Some comments on my street signs, and other webby stuff

A while back (in the Pre-Morgan-Mar-LiveJournal era) I mentioned Samuel Klein’s street blade gallery, and I e-mailed him about mine, and I never got an e-mail back and I never saw anything pop up on his street blade gallery tag, so I thought it had been ignored and that was that.

Well, today, on a lark, I decided to see if maybe he’d put something up without telling me, and lo and behold he had… but as it contained no Blogger tags (it did contain Technorati tags), I would never have found out by following an RSS feed without subscribing to his site’s general feed. And street signs are about the only aspect of his site I’m interested in.

(And it was only put up on Monday anyway.)

So. I looked into my site’s hit logs. 49 hits so far this month for my street sign gallery alone, 101 in June, 67 in May.
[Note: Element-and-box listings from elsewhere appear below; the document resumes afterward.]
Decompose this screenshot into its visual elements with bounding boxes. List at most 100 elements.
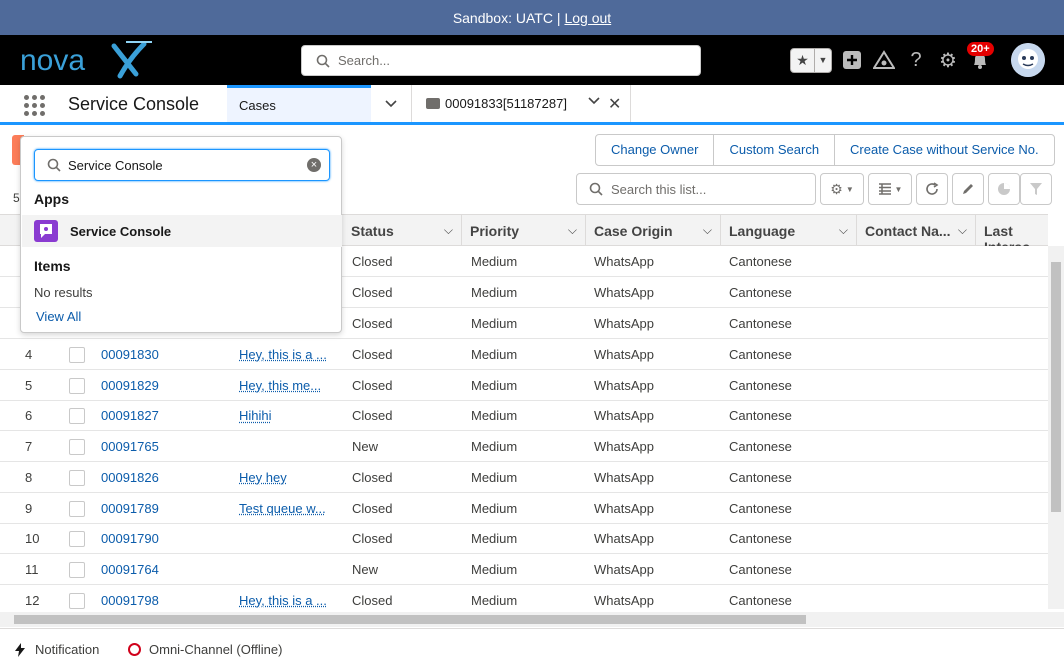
table-row: 7 00091765 New Medium WhatsApp Cantonese — [0, 431, 1048, 463]
edit-button[interactable] — [952, 173, 984, 205]
search-icon — [47, 158, 61, 172]
app-result-service-console[interactable]: Service Console — [22, 215, 342, 247]
chevron-down-icon[interactable]: ⌵ — [444, 223, 453, 238]
app-launcher-search-input[interactable]: Service Console × — [34, 149, 330, 181]
column-header-contact-name[interactable]: Contact Na... ⌵ — [857, 215, 976, 246]
chart-button[interactable] — [988, 173, 1020, 205]
favorites-button[interactable]: ★ ▼ — [790, 47, 832, 73]
column-header-status[interactable]: Status ⌵ — [343, 215, 462, 246]
search-icon — [316, 54, 330, 68]
list-search-input[interactable]: Search this list... — [576, 173, 816, 205]
help-icon[interactable]: ? — [904, 48, 928, 72]
tab-cases[interactable]: Cases — [227, 85, 371, 122]
chevron-down-icon[interactable]: ⌵ — [839, 223, 848, 238]
status-cell: Closed — [352, 469, 393, 485]
change-owner-button[interactable]: Change Owner — [596, 135, 715, 165]
case-number-link[interactable]: 00091789 — [101, 501, 159, 516]
chevron-down-icon[interactable]: ⌵ — [703, 223, 712, 238]
refresh-button[interactable] — [916, 173, 948, 205]
language-cell: Cantonese — [729, 347, 792, 362]
clear-icon[interactable]: × — [307, 158, 321, 172]
custom-search-button[interactable]: Custom Search — [714, 135, 836, 165]
vertical-scrollbar-thumb[interactable] — [1051, 262, 1061, 512]
trailhead-icon[interactable] — [872, 48, 896, 72]
case-number-link[interactable]: 00091830 — [101, 347, 159, 362]
horizontal-scrollbar-thumb[interactable] — [14, 615, 806, 624]
add-icon[interactable] — [840, 48, 864, 72]
service-console-app-icon — [34, 220, 58, 242]
chevron-down-icon[interactable]: ⌵ — [958, 223, 967, 238]
table-row: 10 00091790 Closed Medium WhatsApp Cantonese — [0, 523, 1048, 555]
subject-link[interactable]: Hey, this is a ... — [239, 347, 327, 362]
view-all-link[interactable]: View All — [36, 309, 81, 324]
case-number-link[interactable]: 00091798 — [101, 593, 159, 608]
app-launcher-dropdown: Service Console × Apps Service Console I… — [20, 136, 342, 333]
row-number: 11 — [25, 561, 39, 577]
list-settings-button[interactable]: ⚙ ▼ — [820, 173, 864, 205]
item-count: 5 — [13, 191, 20, 205]
global-search-input[interactable]: Search... — [301, 45, 701, 76]
case-number-link[interactable]: 00091790 — [101, 531, 159, 546]
tab-case-record[interactable]: 00091833[51187287] ✕ — [411, 85, 631, 122]
row-number: 5 — [25, 377, 33, 393]
chevron-down-icon[interactable]: ⌵ — [568, 223, 577, 238]
subject-link[interactable]: Test queue w... — [239, 501, 326, 516]
row-checkbox[interactable] — [69, 500, 85, 517]
close-icon[interactable]: ✕ — [608, 94, 621, 114]
row-checkbox[interactable] — [69, 469, 85, 486]
case-origin-cell: WhatsApp — [594, 531, 654, 547]
navigation-bar: Service Console Cases 00091833[51187287]… — [0, 85, 1064, 125]
case-number-link[interactable]: 00091765 — [101, 439, 159, 454]
avatar[interactable] — [1011, 43, 1045, 77]
display-as-button[interactable]: ▼ — [868, 173, 912, 205]
chevron-down-icon[interactable] — [372, 85, 410, 122]
column-header-case-origin[interactable]: Case Origin ⌵ — [586, 215, 721, 246]
row-checkbox[interactable] — [69, 592, 85, 609]
filter-button[interactable] — [1020, 173, 1052, 205]
case-number-link[interactable]: 00091829 — [101, 378, 159, 393]
row-checkbox[interactable] — [69, 439, 85, 456]
app-launcher-icon[interactable] — [24, 95, 45, 116]
priority-cell: Medium — [471, 316, 518, 331]
chevron-down-icon[interactable] — [588, 97, 600, 105]
subject-link[interactable]: Hey, this me... — [239, 378, 321, 393]
chevron-down-icon[interactable]: ▼ — [815, 49, 831, 72]
table-row: 4 00091830 Hey, this is a ... Closed Medium W… — [0, 339, 1048, 370]
priority-cell: Medium — [471, 377, 518, 393]
column-header-priority[interactable]: Priority ⌵ — [462, 215, 586, 246]
utility-bar: Notification Omni-Channel (Offline) — [0, 628, 1064, 668]
row-checkbox[interactable] — [69, 408, 85, 425]
notification-utility[interactable]: Notification — [14, 642, 99, 657]
row-checkbox[interactable] — [69, 531, 85, 548]
column-header-last-interaction[interactable]: Last Interac... — [976, 215, 1048, 246]
table-row: 12 00091798 Hey, this is a ... Closed Medium… — [0, 585, 1048, 616]
sandbox-label: Sandbox: UATC | — [452, 9, 561, 26]
priority-cell: Medium — [471, 561, 518, 577]
action-button-group: Change Owner Custom Search Create Case w… — [595, 134, 1055, 166]
subject-link[interactable]: Hihihi — [239, 408, 272, 423]
column-header-language[interactable]: Language ⌵ — [721, 215, 857, 246]
status-cell: New — [352, 561, 379, 577]
status-cell: Closed — [352, 316, 393, 331]
case-origin-cell: WhatsApp — [594, 377, 654, 393]
logout-link[interactable]: Log out — [564, 10, 611, 26]
pencil-icon — [963, 184, 973, 194]
vertical-scrollbar[interactable] — [1048, 246, 1064, 609]
create-case-button[interactable]: Create Case without Service No. — [835, 135, 1054, 165]
row-checkbox[interactable] — [69, 561, 85, 578]
case-number-link[interactable]: 00091826 — [101, 470, 159, 485]
no-results-text: No results — [34, 285, 93, 300]
gear-icon[interactable]: ⚙ — [936, 48, 960, 72]
subject-link[interactable]: Hey, this is a ... — [239, 593, 327, 608]
status-cell: Closed — [352, 500, 393, 516]
language-cell: Cantonese — [729, 285, 792, 300]
row-checkbox[interactable] — [69, 377, 85, 394]
omni-channel-utility[interactable]: Omni-Channel (Offline) — [128, 642, 282, 657]
global-header: nova Search... ★ ▼ ? ⚙ 20+ — [0, 35, 1064, 85]
case-number-link[interactable]: 00091764 — [101, 562, 159, 577]
status-cell: New — [352, 439, 379, 455]
row-checkbox[interactable] — [69, 347, 85, 363]
subject-link[interactable]: Hey hey — [239, 470, 287, 485]
horizontal-scrollbar[interactable] — [0, 612, 1064, 627]
case-number-link[interactable]: 00091827 — [101, 408, 159, 423]
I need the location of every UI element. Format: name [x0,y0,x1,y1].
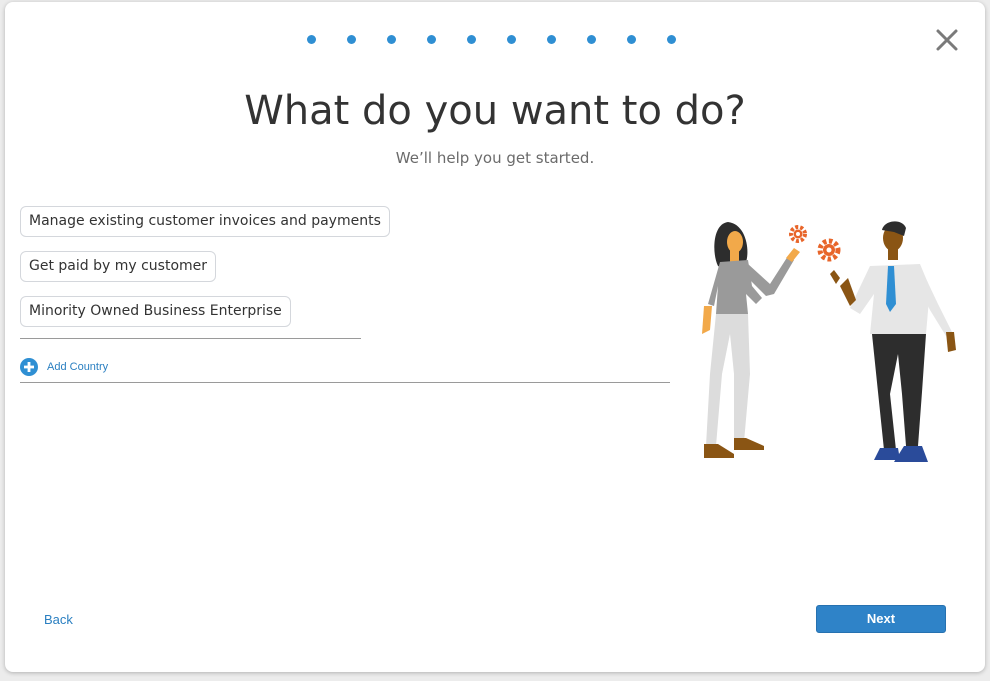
back-button[interactable]: Back [44,612,73,627]
next-button[interactable]: Next [816,605,946,633]
step-dot [387,35,396,44]
option-minority-owned-business[interactable]: Minority Owned Business Enterprise [20,296,291,327]
step-dot [587,35,596,44]
step-progress-dots [307,35,676,44]
page-title: What do you want to do? [244,88,746,134]
page-subtitle: We’ll help you get started. [395,149,595,167]
wizard-dialog: What do you want to do? We’ll help you g… [5,2,985,672]
divider [20,338,361,339]
woman-figure [702,222,800,458]
step-dot [547,35,556,44]
add-country-button[interactable]: Add Country [20,358,108,376]
step-dot [427,35,436,44]
divider [20,382,670,383]
step-dot [467,35,476,44]
man-figure [830,221,956,462]
close-button[interactable] [934,27,960,53]
close-icon [936,29,958,51]
step-dot [667,35,676,44]
option-get-paid[interactable]: Get paid by my customer [20,251,217,282]
step-dot [347,35,356,44]
gear-icon [817,238,841,262]
plus-circle-icon [20,358,38,376]
people-gears-illustration [702,221,956,462]
add-country-label: Add Country [47,361,109,373]
step-dot [627,35,636,44]
gear-icon [789,225,807,243]
step-dot [307,35,316,44]
option-manage-invoices[interactable]: Manage existing customer invoices and pa… [20,206,390,237]
step-dot [507,35,516,44]
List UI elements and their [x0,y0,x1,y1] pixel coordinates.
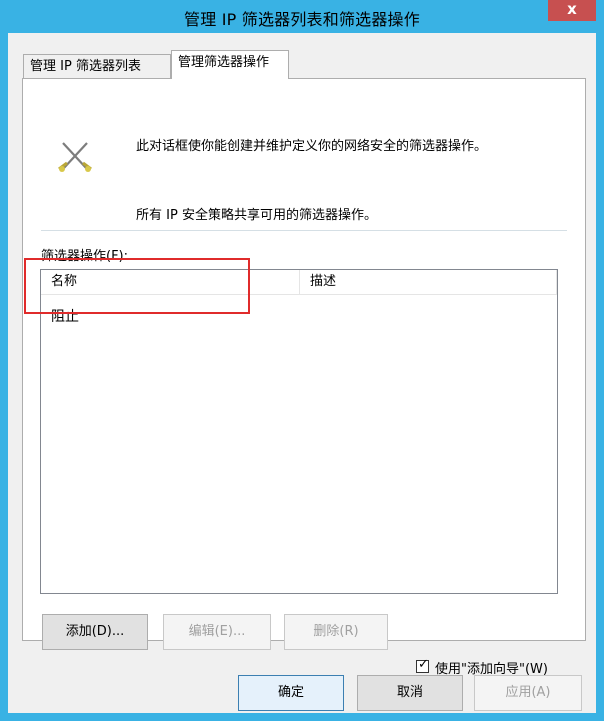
description-line-2: 所有 IP 安全策略共享可用的筛选器操作。 [136,208,377,223]
filter-actions-list[interactable]: 名称 描述 阻止 [40,269,558,594]
apply-button[interactable]: 应用(A) [474,675,582,711]
cancel-button[interactable]: 取消 [357,675,463,711]
tab-filter-actions[interactable]: 管理筛选器操作 [171,50,289,79]
delete-button[interactable]: 删除(R) [284,614,388,650]
window-right-edge [596,33,604,721]
tab-panel-filter-actions: 此对话框使你能创建并维护定义你的网络安全的筛选器操作。 所有 IP 安全策略共享… [22,78,586,677]
separator [41,230,567,231]
edit-button[interactable]: 编辑(E)... [163,614,271,650]
description-line-1: 此对话框使你能创建并维护定义你的网络安全的筛选器操作。 [136,139,488,154]
close-button[interactable]: x [548,0,596,21]
add-button[interactable]: 添加(D)... [42,614,148,650]
crossed-tools-icon [58,142,92,172]
checkmark-icon: ✓ [418,657,429,672]
annotation-highlight-box [24,258,250,314]
column-header-description[interactable]: 描述 [300,270,557,295]
use-wizard-checkbox[interactable]: ✓ [416,657,429,673]
window-title: 管理 IP 筛选器列表和筛选器操作 [184,10,420,29]
dialog-client-area: 管理 IP 筛选器列表 管理筛选器操作 此对话框使你能创建并维护定义你的网络安全… [8,33,596,713]
tab-ip-filter-lists[interactable]: 管理 IP 筛选器列表 [23,54,171,78]
ok-button[interactable]: 确定 [238,675,344,711]
title-bar[interactable]: 管理 IP 筛选器列表和筛选器操作 x [0,0,604,33]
Wait… again, 49 of those hits are coming from the month in which the post was made. The street sign gallery more than doubled that the previous month alone. And I’m looking at a daily average of 408 hits for June (across all pages and including reloads) but only 136 for this month. That includes 1873 hits June 6.

This (scroll down to the comments) accounts for only 148 of the “referrers”, with all the higher ones being either direct hits or coming from the website itself, mostly the webcomic. Again, this is across all page views. So that helps explain the deluge for the web site.

But I last mentioned the street sign gallery on July 17, when I also mentioned Klein’s gallery, and before that it had been ages since I brought it up. So where did 101 hits for the street sign gallery, of all things, come from? The only thing I can think of is that a lot of my referrals come from Google Image Search, and they can’t all be Sandsday.

But it also got me thinking about something else. Subtract any referrers that begin with “morganwick.freehostia.com”, and in July so far, I have a total of 749 hits to my web site, doubtless some of them referring to images, and 15 of them coming from variants of morganwick.blogspot.com. And some of them are probably me. By contrast, I have about 370 hits to Da Blog in the last month and about 640 page views. That’s an average of 25 a day to the web site and 21 page views on Da Blog, with half a hit a day coming from Da Blog to the web site.

It’s not exactly the most popular of sites, but I am thinking of making some changes to capitalize on what little popularity I have. Stay tuned.

(Oh, and after my e-mail contained a lengthy explanation of several signs for someone unfamiliar with Seattle, I find out Mr. Klein had seen many of the signs I had before, just had never taken any pictures of them.)

Random Internet Discovery of the Week

Cooking By Numbers this week. Have a look if you want. I don’t have much to say about it.

Judging by the results of the poll, I’m going to be using all the StumbleUpon interests. Sorry for pushing the polls down with the sheer size of the label list. I need to find a more compact label list that doesn’t require me to do some hacking.